Cold, Arctic air has descended on large portions of the U.S. and across the South, where this kind of extreme winter weather is rare. In Texas, residents have been asked to conserve energy to avoid electrical outages, and towns in Arkansas saw record low temperatures.
These snowy conditions and record cold temperatures follow the hottest year on record, a milestone made possible by climate change. It makes intuitive sense why a hotter planet leads to record high temperatures, wildfires, and droughts. So, how do you explain a cold winter in a world that scientists say is getting hotter?
First, it's important to understand the difference between climate and weather.
Climate is defined as the average weather patterns in a region over a long period of time. It's the difference between Europe's temperate Mediterranean zones versus the harsh, cold conditions of the Arctic tundra. Each of these climate regions experiences day-to-day fluctuations in temperature, precipitation, air pressure, and so on—daily variations known as weather.
Climate change is disrupting these predictable fluctuations, creating new climates that are warmer on average and more unpredictable.

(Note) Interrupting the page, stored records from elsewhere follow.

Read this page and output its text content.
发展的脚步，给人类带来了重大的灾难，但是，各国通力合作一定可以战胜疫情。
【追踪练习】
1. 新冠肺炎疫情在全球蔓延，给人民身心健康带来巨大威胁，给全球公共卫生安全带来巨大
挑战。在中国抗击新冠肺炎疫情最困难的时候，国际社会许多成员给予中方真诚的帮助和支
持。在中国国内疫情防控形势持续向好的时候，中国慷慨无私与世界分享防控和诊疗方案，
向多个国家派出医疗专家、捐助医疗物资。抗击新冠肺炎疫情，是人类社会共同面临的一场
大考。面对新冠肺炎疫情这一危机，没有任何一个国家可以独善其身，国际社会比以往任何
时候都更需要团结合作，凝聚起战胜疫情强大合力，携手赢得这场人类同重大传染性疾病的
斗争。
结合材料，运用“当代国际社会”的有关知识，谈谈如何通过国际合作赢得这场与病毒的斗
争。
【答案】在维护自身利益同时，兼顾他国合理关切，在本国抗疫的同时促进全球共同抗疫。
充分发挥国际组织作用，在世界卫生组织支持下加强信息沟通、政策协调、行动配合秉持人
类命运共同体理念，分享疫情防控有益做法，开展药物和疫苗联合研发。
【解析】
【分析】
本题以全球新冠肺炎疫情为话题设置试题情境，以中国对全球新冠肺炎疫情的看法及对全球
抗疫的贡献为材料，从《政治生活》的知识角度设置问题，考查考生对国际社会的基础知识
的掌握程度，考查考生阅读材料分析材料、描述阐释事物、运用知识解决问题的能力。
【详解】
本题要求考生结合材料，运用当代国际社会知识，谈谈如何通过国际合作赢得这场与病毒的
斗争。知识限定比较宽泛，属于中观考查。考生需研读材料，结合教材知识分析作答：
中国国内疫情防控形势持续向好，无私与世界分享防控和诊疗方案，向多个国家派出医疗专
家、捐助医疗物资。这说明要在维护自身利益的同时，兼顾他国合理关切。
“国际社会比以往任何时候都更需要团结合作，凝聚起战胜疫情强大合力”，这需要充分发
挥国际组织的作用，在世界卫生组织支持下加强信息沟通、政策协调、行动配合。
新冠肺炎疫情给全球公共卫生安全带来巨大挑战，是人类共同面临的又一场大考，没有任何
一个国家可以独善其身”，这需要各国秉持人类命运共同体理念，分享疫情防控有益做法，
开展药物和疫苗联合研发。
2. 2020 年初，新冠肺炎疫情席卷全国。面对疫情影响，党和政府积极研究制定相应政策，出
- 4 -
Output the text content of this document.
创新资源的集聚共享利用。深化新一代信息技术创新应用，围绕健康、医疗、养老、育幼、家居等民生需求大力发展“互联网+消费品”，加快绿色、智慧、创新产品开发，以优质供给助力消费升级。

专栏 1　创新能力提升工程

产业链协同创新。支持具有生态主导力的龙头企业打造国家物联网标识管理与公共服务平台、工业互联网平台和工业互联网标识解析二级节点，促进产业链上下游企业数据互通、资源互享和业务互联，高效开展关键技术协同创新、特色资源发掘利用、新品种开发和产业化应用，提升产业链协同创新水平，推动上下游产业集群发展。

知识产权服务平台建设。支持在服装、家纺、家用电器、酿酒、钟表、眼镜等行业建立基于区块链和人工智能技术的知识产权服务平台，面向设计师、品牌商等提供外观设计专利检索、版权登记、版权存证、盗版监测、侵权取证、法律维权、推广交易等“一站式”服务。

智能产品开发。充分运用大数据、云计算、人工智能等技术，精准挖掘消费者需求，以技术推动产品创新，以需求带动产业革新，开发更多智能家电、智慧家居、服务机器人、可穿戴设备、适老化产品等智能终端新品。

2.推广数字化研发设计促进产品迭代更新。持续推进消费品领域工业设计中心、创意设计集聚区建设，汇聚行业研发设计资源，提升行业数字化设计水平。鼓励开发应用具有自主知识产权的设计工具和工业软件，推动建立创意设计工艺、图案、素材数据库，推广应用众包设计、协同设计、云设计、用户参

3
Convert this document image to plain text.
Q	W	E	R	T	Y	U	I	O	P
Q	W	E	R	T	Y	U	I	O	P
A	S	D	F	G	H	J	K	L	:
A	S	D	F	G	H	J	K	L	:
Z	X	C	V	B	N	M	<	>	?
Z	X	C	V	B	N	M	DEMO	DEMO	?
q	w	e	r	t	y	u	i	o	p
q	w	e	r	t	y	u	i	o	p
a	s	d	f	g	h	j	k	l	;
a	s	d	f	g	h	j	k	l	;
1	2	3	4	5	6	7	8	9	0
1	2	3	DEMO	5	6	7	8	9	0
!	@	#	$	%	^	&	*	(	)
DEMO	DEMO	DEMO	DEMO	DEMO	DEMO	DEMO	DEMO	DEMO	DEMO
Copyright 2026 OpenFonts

How warming can lead to cooling
When the term "global warming" was popularized a few decades ago, it referred to the phenomenon of greenhouse gases trapping heat in the atmosphere and warming the average temperature of the planet. Though record high temperatures in many places have been one impact of this decades-long shift, scientists now understand that an atmosphere changed by rising levels of gases like carbon and methane leads to more changes than just warming.
Scientists believe Earth will experience more extreme, disastrous weather as the effects of climate change play out.
Arctic air is increasingly reaching southern latitudes, and North America can expect to see harsher winters as a result. That was the conclusion of a study published in 2017 in the journal Nature Geoscience. It found a link between warmer Arctic temperatures and colder North American winters. A separate study published in March of last year in the journal Nature Communications found the same link but predicted the northeastern portion of the U.S. would be particularly hard hit.
“Warm temperatures in the Arctic cause the jet stream to take these wild swings, and when it swings farther south, that causes cold air to reach farther south. These swings tend to hang around for awhile, so the weather we have in the eastern United States, whether it’s cold or warm, tends to stay with us longer," said study author Jennifer Francis in a press release.
The Arctic is warming, on average, four times faster than the rest of the planet, an effect called Arctic amplification. Scientists think this uneven rate of warming is weakening the polar jet stream—the band of air circling the Arctic that typically keeps Arctic air in northern regions—allowing frigid air to more easily dip into the South.
(Learn more about how an El Niño weather pattern is making this winter snowier.)
A future of extreme weather
Record cold temperatures and blizzards aren't the only extreme weather patterns expected.
As the jet stream slows, floods could last longer and droughts may become more persistent. One study published in Science Advances in 2019 predicted extreme, deadly weather events could increase by as much as 50 percent by 2100.
But we don't have to wait until 2100 to see how climate change is leading to deadly weather.
Scientists say the destructive, record-breaking weather we experienced last year is just a sign of things to come.